From "Spearhead in the West" pages 10-11:


"The 'Spearhead' was fact as well as nickname. Its mission was twofold: first, to pierce enemy frontline defenses, and second, to race amok, cutting the German supply and communications channels, the organization of reserve forces, and the very will to fight. How well the big steel striking force accomplished this task is stated in the day by day history of the western front. In action, the 3rd Armored Division usually hit the enemy with multiple spearhead columns.

"Two combat commands, 'A' and 'B', organized into task forces were committed on line, with a reserve group, actually, a third combat command, held in abeyance slightly to the rear. Division Headquarters Forward Echelon travelled immediately behind the two primary battering rams, and elements of Trains, which included Supply, Maintenance, Medical, and Division Rear Echelon, moved in that order.

"Actually, because of the nature of armored warfare, every man in the division saw something of action during the long drives. Supply trains were ambushed during their important trips back and forth over the roads of conquest; command post soldiers found themselves battling bypassed Nazi troops, and rear echelon maintenance men helped to round up prisoners of war.

"Theoretically each of the spearheads were of the same basic composition. Due to a changing situation in action, this was not always the case, but deviation was the exception and not the rule.

"Reconnaissance elements in light tanks and armored cars invariably rode the point of the attack until opposition was encountered. Tanks and infantry, always well supported by artillery, tank-destroyers, anti-aircraft units, and engineers, supplied the Sunday punch. Communications were maintained by signal men well to the front, and medical corps detachments also travelled with the probing spearheads in order to hasten evacuation of the wounded.

"Driving immediately behind 'these forward elements was the command post, often within small arms range of the enemy; the heavy artillery, represented by attached 155mm self-propelled units, and the division reserve ready to go into action on call.

"Division Trains were at the haft of the spearhead. Here were the administrators, the supply, maintenance and medical headquarters which catered to frontline elements.

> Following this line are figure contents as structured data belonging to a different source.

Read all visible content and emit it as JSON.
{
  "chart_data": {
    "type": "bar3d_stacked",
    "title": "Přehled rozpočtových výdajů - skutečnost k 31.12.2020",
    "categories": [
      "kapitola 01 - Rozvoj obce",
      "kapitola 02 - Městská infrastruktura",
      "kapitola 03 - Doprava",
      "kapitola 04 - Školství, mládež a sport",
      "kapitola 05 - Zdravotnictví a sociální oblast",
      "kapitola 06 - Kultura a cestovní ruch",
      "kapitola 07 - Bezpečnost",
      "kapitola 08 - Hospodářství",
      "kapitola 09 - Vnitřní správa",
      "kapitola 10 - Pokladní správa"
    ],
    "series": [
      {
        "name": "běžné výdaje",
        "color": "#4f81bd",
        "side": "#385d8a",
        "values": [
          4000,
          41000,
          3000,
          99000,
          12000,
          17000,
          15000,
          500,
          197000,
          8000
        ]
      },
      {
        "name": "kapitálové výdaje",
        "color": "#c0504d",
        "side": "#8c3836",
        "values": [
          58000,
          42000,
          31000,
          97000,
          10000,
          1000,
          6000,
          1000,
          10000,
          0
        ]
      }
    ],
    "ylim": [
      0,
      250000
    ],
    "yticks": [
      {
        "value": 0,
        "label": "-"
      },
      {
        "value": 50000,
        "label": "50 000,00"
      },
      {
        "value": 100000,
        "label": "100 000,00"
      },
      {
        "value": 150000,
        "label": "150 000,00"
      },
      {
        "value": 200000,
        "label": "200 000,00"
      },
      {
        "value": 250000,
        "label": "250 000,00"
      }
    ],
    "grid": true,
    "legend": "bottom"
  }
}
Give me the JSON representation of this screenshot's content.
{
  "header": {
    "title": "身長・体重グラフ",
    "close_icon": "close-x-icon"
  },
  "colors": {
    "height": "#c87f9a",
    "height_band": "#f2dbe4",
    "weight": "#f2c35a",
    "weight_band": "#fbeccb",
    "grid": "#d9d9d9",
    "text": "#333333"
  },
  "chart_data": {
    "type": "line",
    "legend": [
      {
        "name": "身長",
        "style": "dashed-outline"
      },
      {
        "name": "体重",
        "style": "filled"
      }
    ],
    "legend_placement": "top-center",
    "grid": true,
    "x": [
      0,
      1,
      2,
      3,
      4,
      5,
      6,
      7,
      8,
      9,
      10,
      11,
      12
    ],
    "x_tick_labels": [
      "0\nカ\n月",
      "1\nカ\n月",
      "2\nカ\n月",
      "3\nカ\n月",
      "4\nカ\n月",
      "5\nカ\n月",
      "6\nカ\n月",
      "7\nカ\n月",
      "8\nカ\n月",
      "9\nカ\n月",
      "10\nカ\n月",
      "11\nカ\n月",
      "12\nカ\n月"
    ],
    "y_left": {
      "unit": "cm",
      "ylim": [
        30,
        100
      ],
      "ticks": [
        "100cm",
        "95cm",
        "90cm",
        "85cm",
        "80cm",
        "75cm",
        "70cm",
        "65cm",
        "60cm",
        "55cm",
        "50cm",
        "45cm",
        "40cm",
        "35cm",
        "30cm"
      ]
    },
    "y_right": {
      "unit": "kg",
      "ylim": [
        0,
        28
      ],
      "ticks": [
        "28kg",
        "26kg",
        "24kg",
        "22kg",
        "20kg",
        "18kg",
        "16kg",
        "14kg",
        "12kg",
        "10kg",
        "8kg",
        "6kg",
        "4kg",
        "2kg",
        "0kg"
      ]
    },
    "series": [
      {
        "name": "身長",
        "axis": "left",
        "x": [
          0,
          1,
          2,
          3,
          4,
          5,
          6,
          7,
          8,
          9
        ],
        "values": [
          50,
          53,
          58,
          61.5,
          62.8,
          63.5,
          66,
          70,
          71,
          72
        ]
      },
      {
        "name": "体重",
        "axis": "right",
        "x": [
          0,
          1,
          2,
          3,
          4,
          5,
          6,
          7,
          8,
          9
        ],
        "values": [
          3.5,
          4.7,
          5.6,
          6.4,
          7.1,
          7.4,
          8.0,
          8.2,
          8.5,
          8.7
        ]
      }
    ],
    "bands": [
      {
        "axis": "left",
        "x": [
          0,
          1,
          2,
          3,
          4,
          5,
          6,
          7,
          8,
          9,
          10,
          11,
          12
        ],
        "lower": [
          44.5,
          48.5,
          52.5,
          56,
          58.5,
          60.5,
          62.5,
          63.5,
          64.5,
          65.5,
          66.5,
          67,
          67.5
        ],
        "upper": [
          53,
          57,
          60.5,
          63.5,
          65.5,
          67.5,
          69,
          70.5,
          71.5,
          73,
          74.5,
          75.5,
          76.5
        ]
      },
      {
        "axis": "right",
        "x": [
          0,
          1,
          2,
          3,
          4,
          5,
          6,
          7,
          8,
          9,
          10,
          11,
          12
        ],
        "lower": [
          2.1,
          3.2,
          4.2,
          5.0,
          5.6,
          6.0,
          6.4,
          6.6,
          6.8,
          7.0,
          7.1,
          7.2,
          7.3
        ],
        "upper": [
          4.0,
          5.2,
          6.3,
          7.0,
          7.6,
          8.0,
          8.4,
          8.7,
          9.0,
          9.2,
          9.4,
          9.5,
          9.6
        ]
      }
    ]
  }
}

"In action, this entire phalanx of power was highly mobile and fluid of composition. Thus, reserve forces could be, and were, rushed into the line when it appeared that one of the primary combat commands was weakening, or needed a rest. Similarly, attached units of artillery, infantry, or air support might be incorporated on short notice. The 'Spearhead' at war was self-supporting, extremely fast, and packed an incredible wallop in fire power."